Figure 9. Hsp90 stabilizes the terminal MAPK Mkc1 in C. albicans.

(A) Genetic reduction of Hsp90 levels results in depletion of Mkc1. In strains where the sole allele of HSP90 is under the control of a tetracycline repressible promoter (tetO), transcription of HSP90 can be repressed by tetracycline or the analog doxycycline (DOX). One allele of MKC1 was C-terminally 6xHis-FLAG tagged for monitoring total levels of Mkc1. The MAPKKK Bck1 was deleted to block phosphorylation of Mkc1. Cells were grown with or without DOX (20 µg/ml) before being treated for 3 hours with 50 µg/ml terbinafine (TB) to elicit phosphorylation of Mkc1. Total protein was resolved by SDS-PAGE and blots were hybridized with α-Hsp90, α-His₆ to monitor total Mkc1 levels, α-phospho p44/42 MAPK to monitor dually phosphorylated Mkc1 levels, and α-H3 as a loading control. (B) Simplified schematic of how C. albicans Hsp90 governs responses to ergosterol biosynthesis inhibitors (EBIs) important for basal tolerance and resistance by regulating both Pkc1-MAPK signaling and calcineurin signaling.

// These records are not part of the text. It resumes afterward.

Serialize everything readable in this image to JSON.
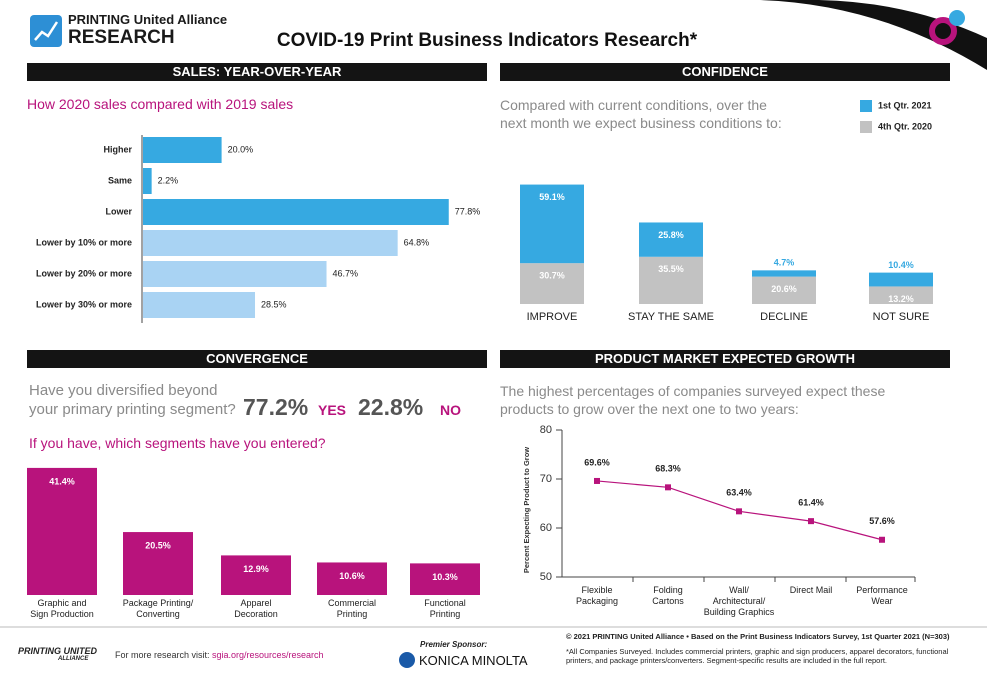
{
  "header": {
    "brand": "PRINTING United Alliance",
    "brand_sub": "RESEARCH",
    "title": "COVID-19 Print Business Indicators Research*"
  },
  "chart_data": [
    {
      "type": "hbar",
      "section": "SALES: YEAR-OVER-YEAR",
      "subtitle": "How 2020 sales compared with 2019 sales",
      "categories": [
        "Higher",
        "Same",
        "Lower",
        "Lower by 10% or more",
        "Lower by 20% or more",
        "Lower by 30% or more"
      ],
      "values": [
        20.0,
        2.2,
        77.8,
        64.8,
        46.7,
        28.5
      ],
      "value_labels": [
        "20.0%",
        "2.2%",
        "77.8%",
        "64.8%",
        "46.7%",
        "28.5%"
      ],
      "colors": [
        "#36a9e1",
        "#36a9e1",
        "#36a9e1",
        "#a9d3f3",
        "#a9d3f3",
        "#a9d3f3"
      ]
    },
    {
      "type": "stacked_bar",
      "section": "CONFIDENCE",
      "subtitle": "Compared with current conditions, over the\nnext month we expect business conditions to:",
      "categories": [
        "IMPROVE",
        "STAY THE SAME",
        "DECLINE",
        "NOT SURE"
      ],
      "series": [
        {
          "name": "1st Qtr. 2021",
          "color": "#36a9e1",
          "values": [
            59.1,
            25.8,
            4.7,
            10.4
          ],
          "value_labels": [
            "59.1%",
            "25.8%",
            "4.7%",
            "10.4%"
          ]
        },
        {
          "name": "4th Qtr. 2020",
          "color": "#c2c2c2",
          "values": [
            30.7,
            35.5,
            20.6,
            13.2
          ],
          "value_labels": [
            "30.7%",
            "35.5%",
            "20.6%",
            "13.2%"
          ]
        }
      ]
    },
    {
      "type": "bar",
      "section": "CONVERGENCE",
      "question": "Have you diversified beyond\nyour primary printing segment?",
      "answers": [
        {
          "label": "77.2%",
          "answer": "YES"
        },
        {
          "label": "22.8%",
          "answer": "NO"
        }
      ],
      "subtitle": "If you have, which segments have you entered?",
      "categories": [
        "Graphic and\nSign Production",
        "Package Printing/\nConverting",
        "Apparel\nDecoration",
        "Commercial\nPrinting",
        "Functional\nPrinting"
      ],
      "values": [
        41.4,
        20.5,
        12.9,
        10.6,
        10.3
      ],
      "value_labels": [
        "41.4%",
        "20.5%",
        "12.9%",
        "10.6%",
        "10.3%"
      ],
      "color": "#b8137c"
    },
    {
      "type": "line",
      "section": "PRODUCT MARKET EXPECTED GROWTH",
      "subtitle": "The highest percentages of companies surveyed expect these\nproducts to grow over the next one to two years:",
      "categories": [
        "Flexible\nPackaging",
        "Folding\nCartons",
        "Wall/\nArchitectural/\nBuilding Graphics",
        "Direct Mail",
        "Performance\nWear"
      ],
      "values": [
        69.6,
        68.3,
        63.4,
        61.4,
        57.6
      ],
      "value_labels": [
        "69.6%",
        "68.3%",
        "63.4%",
        "61.4%",
        "57.6%"
      ],
      "color": "#b8137c",
      "ylabel": "Percent Expecting Product to Grow",
      "ylim": [
        50,
        80
      ],
      "yticks": [
        50,
        60,
        70,
        80
      ]
    }
  ],
  "footer": {
    "logo_top": "PRINTING UNITED",
    "logo_bottom": "ALLIANCE",
    "visit": "For more research visit:",
    "link": "sgia.org/resources/research",
    "sponsor_label": "Premier Sponsor:",
    "sponsor": "KONICA MINOLTA",
    "copyright": "© 2021 PRINTING United Alliance • Based on the Print Business Indicators Survey, 1st Quarter 2021 (N=303)",
    "note": "*All Companies Surveyed. Includes commercial printers, graphic and sign producers, apparel decorators, functional\nprinters, and package printers/converters. Segment-specific results are included in the full report."
  }
}
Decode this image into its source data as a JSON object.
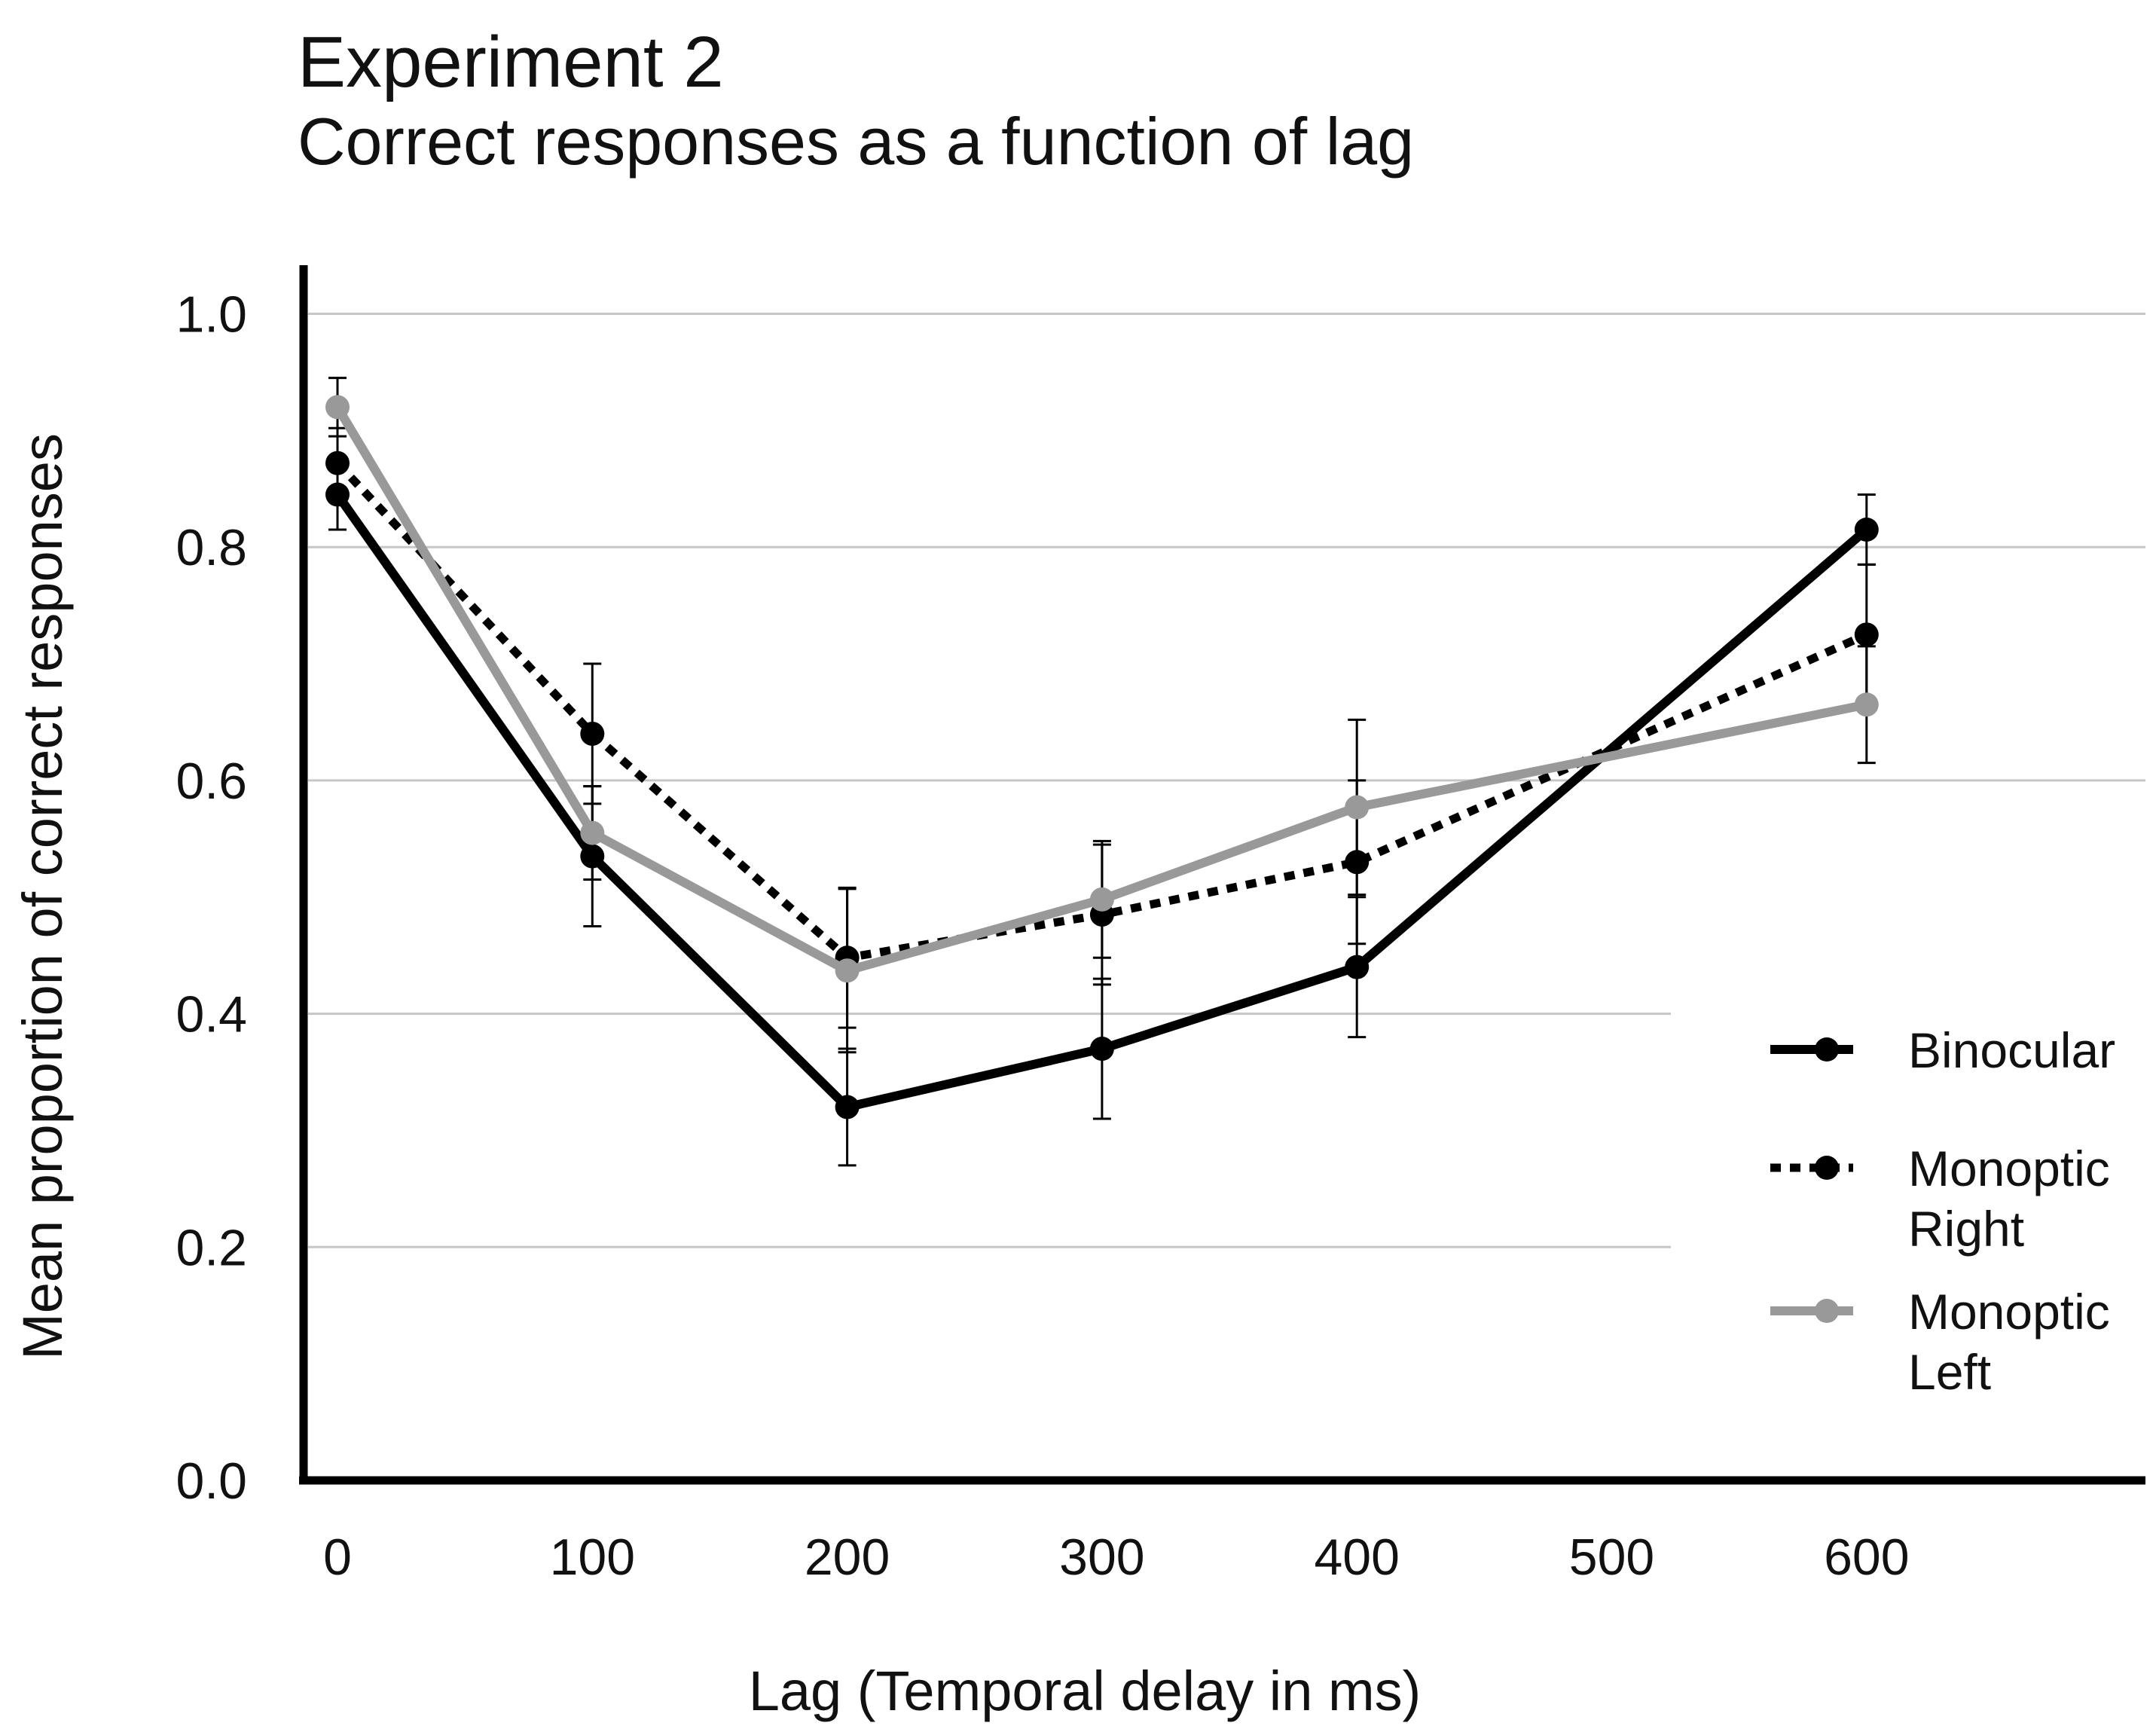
{
  "chart_data": {
    "type": "line",
    "title": "Experiment 2",
    "subtitle": "Correct responses as a function of lag",
    "xlabel": "Lag (Temporal delay in ms)",
    "ylabel": "Mean proportion of correct responses",
    "x": [
      0,
      100,
      200,
      300,
      400,
      600
    ],
    "xticks": [
      0,
      100,
      200,
      300,
      400,
      500,
      600
    ],
    "yticks": [
      0.0,
      0.2,
      0.4,
      0.6,
      0.8,
      1.0
    ],
    "ytick_labels": [
      "0.0",
      "0.2",
      "0.4",
      "0.6",
      "0.8",
      "1.0"
    ],
    "xlim": [
      0,
      700
    ],
    "ylim": [
      0,
      1.05
    ],
    "grid": "horizontal",
    "legend_position": "right",
    "series": [
      {
        "name": "Binocular",
        "values": [
          0.845,
          0.535,
          0.32,
          0.37,
          0.44,
          0.815
        ],
        "errors": [
          0.03,
          0.06,
          0.05,
          0.06,
          0.06,
          0.03
        ],
        "color": "#000000",
        "style": "solid"
      },
      {
        "name": "Monoptic Right",
        "values": [
          0.872,
          0.64,
          0.448,
          0.485,
          0.53,
          0.725
        ],
        "errors": [
          0.03,
          0.06,
          0.06,
          0.06,
          0.07,
          0.06
        ],
        "color": "#000000",
        "style": "dotted"
      },
      {
        "name": "Monoptic Left",
        "values": [
          0.92,
          0.555,
          0.437,
          0.498,
          0.577,
          0.665
        ],
        "errors": [
          0.025,
          0.04,
          0.07,
          0.05,
          0.075,
          0.05
        ],
        "color": "#999999",
        "style": "solid"
      }
    ],
    "legend": [
      {
        "line1": "Binocular",
        "line2": ""
      },
      {
        "line1": "Monoptic",
        "line2": "Right"
      },
      {
        "line1": "Monoptic",
        "line2": "Left"
      }
    ]
  }
}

Figure 10. Deletion of C. albicans PKC1 attenuates virulence in a murine model by targets distinct from calcineurin.

(A) CD1 mice were infected with an inoculum of the wild-type strain (SN95) of 1×10⁵ CFU or inoculum of the pkc1Δ/pkc1Δ mutant of 1×10⁵ CFU, 1×10⁶ CFU, or 1×10⁷ CFU. Despite the higher innoculum used, deletion of PKC1 resulted in a dramatic reduction of kidney fungal burden. Asterisks indicate P<0.001 (ANOVA, Bonferroni's Multiple Comparison Test). (B) Deletion of PKC1, but not components of the MAPK cascade, results in a modest increase in sensitivity to serum compared to the hypersensitivity of a mutant lacking the catalytic subunit of calcineurin, Cna1. Cells were spotted in fivefold dilutions (from 1×10⁷ cells/ml for pkc1Δ/pkc1Δ; from 1×10⁶ cells/ml for other strains) onto solid YPD medium with 50% new calf serum (NCS), as indicated. Plates were photographed after 72 hours growth at 35°C.